Per-sample weights. Rescale C per sample. Higher weights force the classifier to put more emphasis on these points.

Returns:
self : object

Notes

If X and y are not C-ordered and contiguous arrays of np.float64 and X is not a scipy.sparse.csr_matrix, X and/or y may be copied.

If X is a dense array, then the other methods will not support sparse matrices as input.

get_params(self, deep=True)[source]

Get parameters for this estimator.

Parameters:
deep : boolean, optional

If True, will return the parameters for this estimator and contained subobjects that are estimators.

Returns:
params : mapping of string to any

Parameter names mapped to their values.

predict(self, X)[source]

Perform regression on samples in X.

For an one-class model, +1 (inlier) or -1 (outlier) is returned.

Parameters:
X : {array-like, sparse matrix}, shape (n_samples, n_features)

For kernel=”precomputed”, the expected shape of X is (n_samples_test, n_samples_train).

Returns:
y_pred : array, shape (n_samples,)
score(self, X, y, sample_weight=None)[source]

Returns the coefficient of determination R^2 of the prediction.

The coefficient R^2 is defined as (1 - u/v), where u is the residual sum of squares ((y_true - y_pred) ** 2).sum() and v is the total sum of squares ((y_true - y_true.mean()) ** 2).sum(). The best possible score is 1.0 and it can be negative (because the model can be arbitrarily worse). A constant model that always predicts the expected value of y, disregarding the input features, would get a R^2 score of 0.0.

Parameters:
X : array-like, shape = (n_samples, n_features)

Test samples. For some estimators this may be a precomputed kernel matrix instead, shape = (n_samples, n_samples_fitted], where n_samples_fitted is the number of samples used in the fitting for the estimator.

y : array-like, shape = (n_samples) or (n_samples, n_outputs)

True values for X.

sample_weight : array-like, shape = [n_samples], optional

Sample weights.

Returns:
score : float

R^2 of self.predict(X) wrt. y.

Notes

The R2 score used when calling score on a regressor will use multioutput='uniform_average' from version 0.23 to keep consistent with metrics.r2_score. This will influence the score method of all the multioutput regressors (except for multioutput.MultiOutputRegressor).

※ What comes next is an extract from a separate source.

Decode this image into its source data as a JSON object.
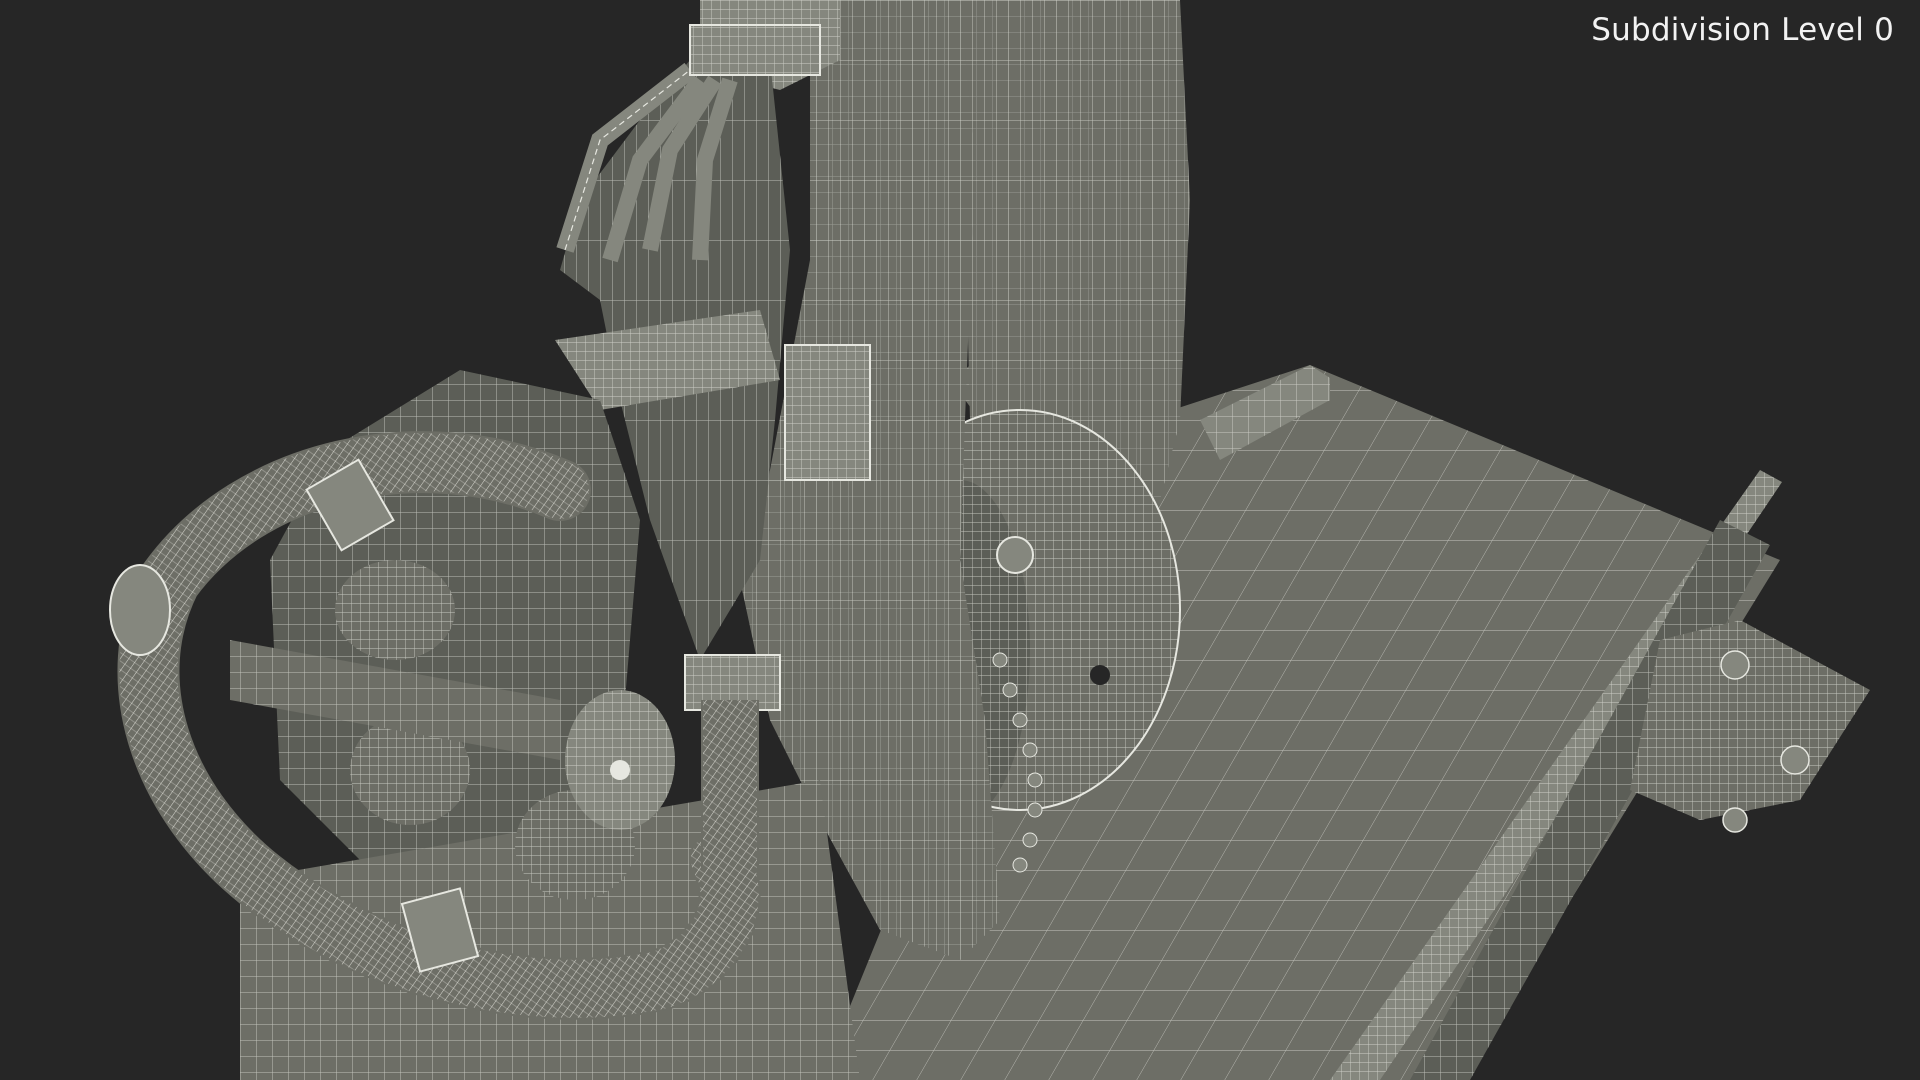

To specify the default value manually and avoid the warning, please either call metrics.r2_score directly or make a custom scorer with metrics.make_scorer (the built-in scorer 'r2' uses multioutput='uniform_average').

set_params(self, **params)[source]

Set the parameters of this estimator.

The method works on simple estimators as well as on nested objects (such as pipelines). The latter have parameters of the form <component>__<parameter> so that it’s possible to update each component of a nested object.